Hummeln: Besser sehen durch Bewegung
Bio-News vom 07.06.2023
Wenn sich Hummeln bewegen, verbessert sich ihr Sehvermögen, das konnten Wissenschaftlerinnen und Wissenschaftler der Uni Würzburg nun nachweisen.
Von anderen Insekten war bereits bekannt, dass Laufen oder Fliegen die Verarbeitung von Sehinformationen im Gehirn beschleunigt. Ob aktives Verhalten aber auch einen Einfluss auf die Verarbeitung von Reizen im Auge hat, war bisher nicht erforscht.
Publikation:
Lisa Rother, Robin Müller, Erwin Kirschenmann, James J. Foster, Sinan Kaya-Zeeb, Markus Thamm and Keram Pfeiffer
Walking bumblebees see faster
Proceedings of the Royal Society B (2023)

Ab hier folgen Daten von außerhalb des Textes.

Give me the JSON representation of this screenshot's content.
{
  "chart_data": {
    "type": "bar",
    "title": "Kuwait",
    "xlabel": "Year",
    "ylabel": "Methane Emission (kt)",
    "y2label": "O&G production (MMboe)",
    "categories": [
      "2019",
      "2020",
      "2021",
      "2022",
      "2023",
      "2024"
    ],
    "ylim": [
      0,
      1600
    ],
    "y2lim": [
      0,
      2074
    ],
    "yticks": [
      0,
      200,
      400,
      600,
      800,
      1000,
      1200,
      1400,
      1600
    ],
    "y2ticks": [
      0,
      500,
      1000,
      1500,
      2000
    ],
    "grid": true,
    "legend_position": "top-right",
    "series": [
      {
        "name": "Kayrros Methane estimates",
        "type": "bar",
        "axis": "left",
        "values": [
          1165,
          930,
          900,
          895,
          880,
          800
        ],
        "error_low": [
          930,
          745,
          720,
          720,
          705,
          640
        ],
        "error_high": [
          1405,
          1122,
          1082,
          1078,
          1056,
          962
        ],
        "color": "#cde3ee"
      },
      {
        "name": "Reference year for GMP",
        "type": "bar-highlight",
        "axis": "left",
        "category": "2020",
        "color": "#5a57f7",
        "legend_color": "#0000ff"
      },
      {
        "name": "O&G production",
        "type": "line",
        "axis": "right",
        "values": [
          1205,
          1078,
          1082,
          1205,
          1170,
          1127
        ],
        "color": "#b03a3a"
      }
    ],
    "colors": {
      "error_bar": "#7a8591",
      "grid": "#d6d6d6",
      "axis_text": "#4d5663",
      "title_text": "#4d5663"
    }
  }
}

Mithilfe von elektrophysiologischen Ableitungen – also Messung und Aufzeichnung der elektrischen Aktivität – hat ein Team von Forschenden der Julius-Maximilians-Universität Würzburg (JMU) nun die Reaktionsgeschwindigkeit des Auges von Hummeln bestimmt, während die Tiere entweder saßen oder liefen. Dabei konnten die Wissenschaftlerinnen und Wissenschaftler nachweisen, dass laufende Hummeln Sehinformationen tatsächlich schneller verarbeiten als sitzende.
Die Ergebnisse waren dabei durchaus beachtlich: Laufende Hummeln sehen um 20 Prozent schneller als ihre statischen Artgenossinnen
Professor Keram Pfeiffer vom Lehrstuhl Zoologie II der JMU
Laufende Hummeln sehen um 20 Prozent schneller
Hummeln sind in der Lage ihre Körpertemperatur aktiv zu erhöhen und beschleunigen damit auch den Ablauf biochemischer Prozesse. Dazu zittern sie mit ihrer Flugmuskulatur. Gleichzeitige Messung der Temperatur und der Reaktionsgeschwindigkeit des Auges deutete darauf hin, dass der beobachtete Zugewinn an Reaktionsgeschwindigkeit eine Folge erhöhter Körpertemperatur sein könnte. „Dass dies tatsächlich der Fall ist, konnten wir nachweisen, indem wir sitzende Tiere mit einer Wärmelampe bestrahlten und die Ergebnisse so reproduzierten“, erklärt Lisa Rother. Die Doktorandin ist, gemeinsam mit Robin Müller, Erstautorin der Studie.
Bereits bekannt war, dass eine höhere Lichtintensität schnelleres Sehen ermöglicht. Wie viel heller das Licht sein muss, um eine ähnliche Steigerung wie durch die Bewegung zu erreichen, konnten die Forschenden in weiteren Untersuchungen beziffern. Ergebnis: Die Lichtintensität musste um den Faktor 14 erhöht werden.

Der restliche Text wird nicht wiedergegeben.